Americans also trusted that their government could act effectively to reduce the danger. Arms control enjoyed broad—though never universal—bipartisan legitimacy, with leaders from Kennedy to Reagan framing it as pragmatic statecraft rather than ideology. While debates over verification, strength, and moral responsibility persisted, there remained a shared baseline of confidence that reducing nuclear risk was both possible and desirable. The Cold War’s binary structure simplified complexity: two superpowers, one existential risk, and one clear solution—limit weapons, avoid war. Public faith in science, diplomacy, and executive leadership reinforced a sense of efficacy: Citizens believed their voices could shape outcomes.

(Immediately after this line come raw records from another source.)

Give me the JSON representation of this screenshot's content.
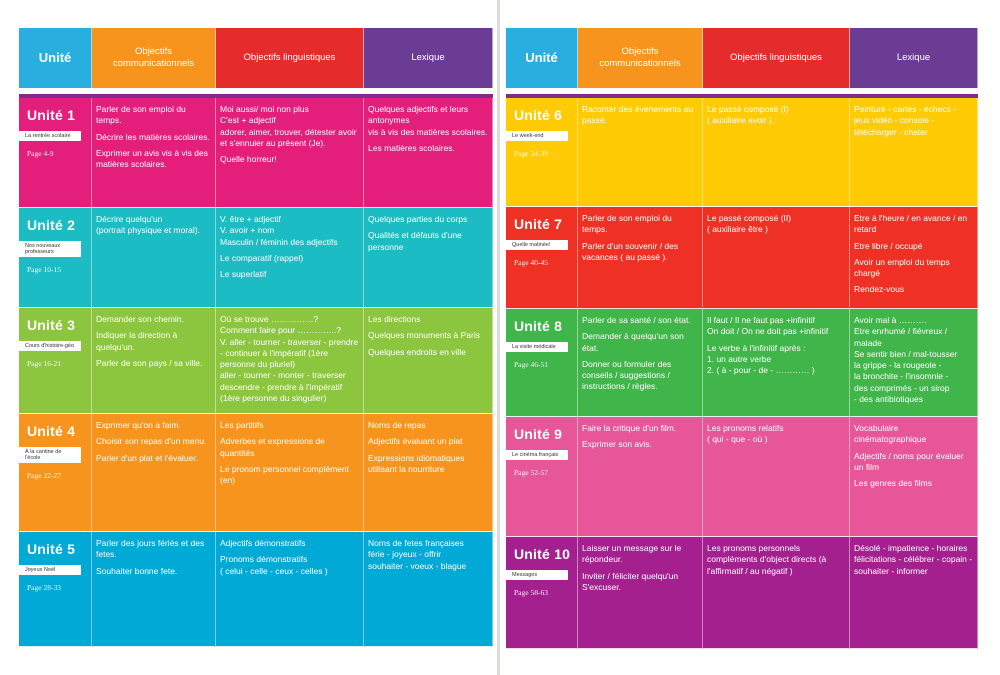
{
  "header": {
    "unite": "Unité",
    "objectifs_comm": "Objectifs communicationnels",
    "objectifs_ling": "Objectifs linguistiques",
    "lexique": "Lexique"
  },
  "colors": {
    "pink": "#e41e7b",
    "teal": "#1bbcc4",
    "lime": "#8cc63f",
    "orange": "#f7941d",
    "cyan": "#00a9d6",
    "yellow": "#ffcb05",
    "red": "#ee3124",
    "green": "#3fb54a",
    "rose": "#e8569a",
    "magenta": "#a5208f"
  },
  "units": [
    {
      "title": "Unité 1",
      "label": "La rentrée scolaire",
      "page": "Page 4-9",
      "color": "#e41e7b",
      "comm": [
        "Parler de son emploi du temps.",
        "Décrire les matières scolaires.",
        "Exprimer un avis vis à vis des matières scolaires."
      ],
      "ling": [
        "Moi aussi/ moi non plus\nC'est + adjectif\nadorer, aimer, trouver, détester avoir et s'ennuier au présent (Je).",
        "Quelle horreur!"
      ],
      "lex": [
        "Quelques adjectifs et leurs antonymes\nvis à vis des matières scolaires.",
        "Les matières scolaires."
      ]
    },
    {
      "title": "Unité 2",
      "label": "Nos nouveaux professeurs",
      "page": "Page 10-15",
      "color": "#1bbcc4",
      "comm": [
        "Décrire quelqu'un\n(portrait physique et moral)."
      ],
      "ling": [
        "V. être + adjectif\nV. avoir + nom\nMasculin / féminin des adjectifs",
        "Le comparatif (rappel)",
        "Le superlatif"
      ],
      "lex": [
        "Quelques parties du corps",
        "Qualités et défauts d'une personne"
      ]
    },
    {
      "title": "Unité 3",
      "label": "Cours d'histoire-géo",
      "page": "Page 16-21",
      "color": "#8cc63f",
      "comm": [
        "Demander son chemin.",
        "Indiquer la direction à quelqu'un.",
        "Parler de son pays / sa ville."
      ],
      "ling": [
        "Où se trouve ……………?\nComment faire pour …………..?\nV. aller - tourner - traverser - prendre - continuer à l'impératif (1ère personne du pluriel)\naller - tourner - monter - traverser descendre - prendre à l'impératif (1ère personne du singulier)"
      ],
      "lex": [
        "Les directions",
        "Quelques monuments à Paris",
        "Quelques endroits en ville"
      ]
    },
    {
      "title": "Unité 4",
      "label": "À la cantine de l'école",
      "page": "Page 22-27",
      "color": "#f7941d",
      "comm": [
        "Exprimer qu'on a faim.",
        "Choisir son repas d'un menu.",
        "Parler d'un plat et l'évaluer."
      ],
      "ling": [
        "Les partitifs",
        "Adverbes et expressions de quantités",
        "Le pronom personnel complément (en)"
      ],
      "lex": [
        "Noms de repas",
        "Adjectifs évaluant un plat",
        "Expressions idiomatiques utilisant la nourriture"
      ]
    },
    {
      "title": "Unité 5",
      "label": "Joyeux Noël",
      "page": "Page 28-33",
      "color": "#00a9d6",
      "comm": [
        "Parler des jours fériés et des fetes.",
        "Souhaiter bonne fete."
      ],
      "ling": [
        "Adjectifs démonstratifs",
        "Pronoms démonstratifs\n( celui - celle - ceux - celles )"
      ],
      "lex": [
        "Noms de fetes françaises\nférie - joyeux - offrir\nsouhaiter - voeux - blague"
      ]
    },
    {
      "title": "Unité 6",
      "label": "Le week-end",
      "page": "Page 34-39",
      "color": "#ffcb05",
      "comm": [
        "Raconter des événements au passé."
      ],
      "ling": [
        "Le passé composé (I)\n( auxiliaire avoir )."
      ],
      "lex": [
        "Peinture - cartes - échecs - jeux vidéo - console - télécharger - chater"
      ]
    },
    {
      "title": "Unité 7",
      "label": "Quelle matinée!",
      "page": "Page 40-45",
      "color": "#ee3124",
      "comm": [
        "Parler de son emploi du temps.",
        "Parler d'un souvenir / des vacances ( au passé )."
      ],
      "ling": [
        "Le passé composé (II)\n( auxiliaire être )"
      ],
      "lex": [
        "Etre à l'heure / en avance / en retard",
        "Etre libre / occupé",
        "Avoir un emploi du temps chargé",
        "Rendez-vous"
      ]
    },
    {
      "title": "Unité 8",
      "label": "La visite médicale",
      "page": "Page 46-51",
      "color": "#3fb54a",
      "comm": [
        "Parler de sa santé / son état.",
        "Demander à quelqu'un son état.",
        "Donner ou formuler des conseils / suggestions / instructions / règles."
      ],
      "ling": [
        "Il faut / Il ne faut pas +infinitif\nOn doit / On ne doit pas +infinitif",
        "Le verbe à l'infinitif après :\n1. un autre verbe\n2. ( à - pour - de - ………… )"
      ],
      "lex": [
        "Avoir mal à ……….\nEtre enrhumé / fiévreux / malade\nSe sentir bien / mal-tousser\nla grippe - la rougeole -\nla bronchite - l'insomnie -\ndes comprimés - un sirop\n- des antibiotiques"
      ]
    },
    {
      "title": "Unité 9",
      "label": "Le cinéma français",
      "page": "Page 52-57",
      "color": "#e8569a",
      "comm": [
        "Faire la critique d'un film.",
        "Exprimer son avis."
      ],
      "ling": [
        "Les pronoms relatifs\n( qui - que - où )"
      ],
      "lex": [
        "Vocabulaire cinématographique",
        "Adjectifs / noms pour évaluer un film",
        "Les genres des films"
      ]
    },
    {
      "title": "Unité 10",
      "label": "Messages",
      "page": "Page 58-63",
      "color": "#a5208f",
      "comm": [
        "Laisser un message sur le répondeur.",
        "Inviter / féliciter quelqu'un S'excuser."
      ],
      "ling": [
        "Les pronoms personnels compléments d'object directs (à l'affirmatif / au négatif )"
      ],
      "lex": [
        "Désolé - impatience - horaires félicitations - célébrer - copain - souhaiter - informer"
      ]
    }
  ]
}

Equally important, movements could translate technical issues into simple, actionable demands. “Freeze the arms race now” and “ban atmospheric tests” converted anxiety into participation. The clarity of these messages, coupled with more active and organized civil society—churches, unions, women’s groups—lowered barriers to entry and created visible feedback loops between activism and policy. When Kennedy cited public support for the 1963 Limited Test Ban Treaty or Reagan echoed the Freeze-era sentiment that “a nuclear war cannot be won,” activism felt validated and influence tangible.
Today, those conditions have dissipated. Salience has faded: The threat feels distant, abstract, and cognitively discounted by habituation and warning fatigue. Trust has eroded: Citizens doubt the credibility of institutions and messengers, which is a form of source discounting amplified by polarization and media fragmentation. Simplicity has evaporated: Nuclear policy is now entangled in complex technical, legal, and geopolitical systems that defy concise framing.
A mix of rarity bias, competing attentional demands, fear-driven avoidance, and a sense of personal futility leads citizens to defer responsibility to institutions and to disengage emotionally from an overwhelming threat. The result is not apathy, but attenuated salience—an informed yet inert public that sees nuclear risk as real, but distant and beyond its influence.
In decision-theoretic terms, these shifts reflect well-documented cognitive mechanisms. The loss of salience follows habituation and attentional triage:repeated exposure to unrealized warnings dulls urgency and pushes nuclear danger to the cognitive margins. The loss of trust stems from credibility collapse and the diffusion of responsibility, as individuals assume that experts and institutions are managing risks that lie beyond their personal influence. The loss of simplicity stems from cognitive overload and ambiguity aversion, whereby the technical and probabilistic complexity of nuclear policy discourages engagement. Together, these forces produce what this paper terms “recognition without mobilization,” an informed but inert public that supports arms control in principle yet exerts little pressure in practice.
Modern information ecosystems deepen this problem. Rapid news cycles accelerate habituation; polarized media environments erode credibility; information saturation magnifies cognitive load. For the future of arms control and risk reduction, the implication is clear: Strategies that once relied on moral vividness, singular events, or mass mobilization cannot simply be revived. Instead, they must be redesigned to align with contemporary cognition: to restore salience without panic, rebuild trust through transparency and participation, and translate complexity into credible, actionable frameworks for engagement.